Desde que nací he sido el fuerte de la historia. El que no se movía del sitio cuando venían mal dadas, el que asumía las consecuencias, el que se atrevía a correr en dirección contraria. Nunca he sido amigo de las apariencias y me he alejado de la gente que mostraba los logros de sus padres como si fueran suyos, sin darse cuenta de que lo único que mostraban al mundo era un corazón vacío de amor y lleno de inseguridades. Tampoco he sido amigo de las masas y a mis veintiséis años me pone nervioso cualquier congregación de más de diez personas que no conozco y con las que me veo obligado a interactuar por educación. No es que no me guste conocer gente. Tan sólo no me interesa tener más amigos. Apenas tengo cuatro y mi corazón no tiene más espacio. No confío en nadie. Muchas veces ni siquiera en mí mismo, y tiene que aparecer alguno de los cuatro anteriores a darme un empujón para que salte al vacío o, simplemente, recuerdo las plazas en las que me tocó torear cuando era más joven y me descojono del destino. Quién soy yo para juzgar lo que Dios me pone delante. Hay que saber distinguir entre lo que uno quiere hacer y lo que debe hacer para entender que mancharse las manos de barro o de sangre, muchas veces, es más digno que tenerlas limpias y sin un rasguño. Renunciar a lo que somos sería negarnos a nosotros mismos y sólo serviría para cavar un metro más en el pozo en el que tantas noches nos sumergimos.

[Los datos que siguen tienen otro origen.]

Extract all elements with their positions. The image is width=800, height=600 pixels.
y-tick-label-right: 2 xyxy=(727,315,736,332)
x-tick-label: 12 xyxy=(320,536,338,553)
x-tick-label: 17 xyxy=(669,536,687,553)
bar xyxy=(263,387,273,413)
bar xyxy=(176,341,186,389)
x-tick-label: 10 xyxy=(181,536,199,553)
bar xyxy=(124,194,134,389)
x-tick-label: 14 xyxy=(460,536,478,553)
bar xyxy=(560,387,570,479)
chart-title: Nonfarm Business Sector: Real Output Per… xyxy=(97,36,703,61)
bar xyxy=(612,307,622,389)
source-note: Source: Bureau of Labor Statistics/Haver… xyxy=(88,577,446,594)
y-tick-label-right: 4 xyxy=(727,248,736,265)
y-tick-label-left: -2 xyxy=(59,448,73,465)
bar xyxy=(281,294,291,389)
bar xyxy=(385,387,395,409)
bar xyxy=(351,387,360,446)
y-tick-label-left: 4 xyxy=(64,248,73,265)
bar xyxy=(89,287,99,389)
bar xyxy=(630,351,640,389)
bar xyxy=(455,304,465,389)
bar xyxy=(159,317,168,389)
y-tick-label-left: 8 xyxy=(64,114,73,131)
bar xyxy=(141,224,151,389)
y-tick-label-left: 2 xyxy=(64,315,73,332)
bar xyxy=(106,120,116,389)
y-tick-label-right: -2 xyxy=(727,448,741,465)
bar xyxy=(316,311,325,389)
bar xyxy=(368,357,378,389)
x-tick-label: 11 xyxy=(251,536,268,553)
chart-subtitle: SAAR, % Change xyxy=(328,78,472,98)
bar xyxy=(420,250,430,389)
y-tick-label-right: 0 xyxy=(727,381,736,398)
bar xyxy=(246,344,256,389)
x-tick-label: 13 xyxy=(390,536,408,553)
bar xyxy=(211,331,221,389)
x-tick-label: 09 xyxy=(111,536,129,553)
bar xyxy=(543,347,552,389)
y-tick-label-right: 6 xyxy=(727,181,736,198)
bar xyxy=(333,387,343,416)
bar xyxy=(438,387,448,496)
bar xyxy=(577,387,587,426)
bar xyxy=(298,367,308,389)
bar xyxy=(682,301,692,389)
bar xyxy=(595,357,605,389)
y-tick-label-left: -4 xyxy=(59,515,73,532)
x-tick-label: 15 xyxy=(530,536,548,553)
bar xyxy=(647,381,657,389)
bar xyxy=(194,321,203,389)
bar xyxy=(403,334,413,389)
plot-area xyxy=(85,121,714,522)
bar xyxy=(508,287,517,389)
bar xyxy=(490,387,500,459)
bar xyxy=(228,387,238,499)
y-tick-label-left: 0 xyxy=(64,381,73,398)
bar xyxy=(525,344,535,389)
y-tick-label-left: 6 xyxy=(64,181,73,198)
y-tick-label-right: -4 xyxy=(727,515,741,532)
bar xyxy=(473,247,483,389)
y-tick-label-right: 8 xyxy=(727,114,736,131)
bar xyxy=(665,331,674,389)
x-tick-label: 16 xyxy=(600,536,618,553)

No creo en las gilipolleces de los que dicen que los hombres no somos sensibles ni frágiles. Tampoco débiles. Probablemente lo hagan porque no se atreven a decir que lloran en silencio a los pies de la cama cuando el resto del mundo duerme, porque prefieren aislarse de los problemas a mirarlos a los ojos y torearlos dignamente, y porque se avergüenzan de llegar a emocionarse en público cuando suena esa canción que les regaló sus mejores noches. Otra cosa muy distinta es que no nos guste dejarnos ver cuando el único papel que podemos interpretar es el del hombre débil. Y lo entiendo perfectamente, porque soy el primero que huye corriendo a su cueva interna a convivir con los silencios de un alma llena de cicatrices. Pero para entender todo lo que sucede fuera, primero hay que entender lo que sale de dentro porque es lo que marcará nuestro destino. Sé lo que se siente interpretando el papel del hombre al que no le importa nada, que es frío para aparentar ser fuerte y que no se permite el lujo de mostrar sus emociones. No es una cuestión de complejos sino de querer ser la última bala de la recámara, el escudo que aguanta las embestidas en la batalla y la roca que sobrevive a la erosión del oleaje. Siempre firme, siempre recio, siempre con cara de póker.
Pero hoy soy más frágil que nunca porque hay cosas que se me escapan. Y esa sensación de vulnerabilidad me hace activar unos resortes que transforman mi cabeza en una cumbre de emergencia que no descansa y que siempre está imaginando por dónde pueden llegar el próximo golpe. Pero, en realidad, nada de lo que sucede ahí dentro es real y lo único que me demuestro cada mañana es que la inseguridad y el miedo a volver a pasar por el dolor que sentí aquella noche de enero con Alfonso al otro lado del teléfono me hace vivir atrincherado. Quizá, sencillamente, lo único que me pasa es que no me atrevo a admitir que me puedo estar enamorando y que la mejor sensación de este mundo tiene como contrapartida asumir el dolor más ingrato. Esto no entraba en mis planes, que Dios me pille confesado.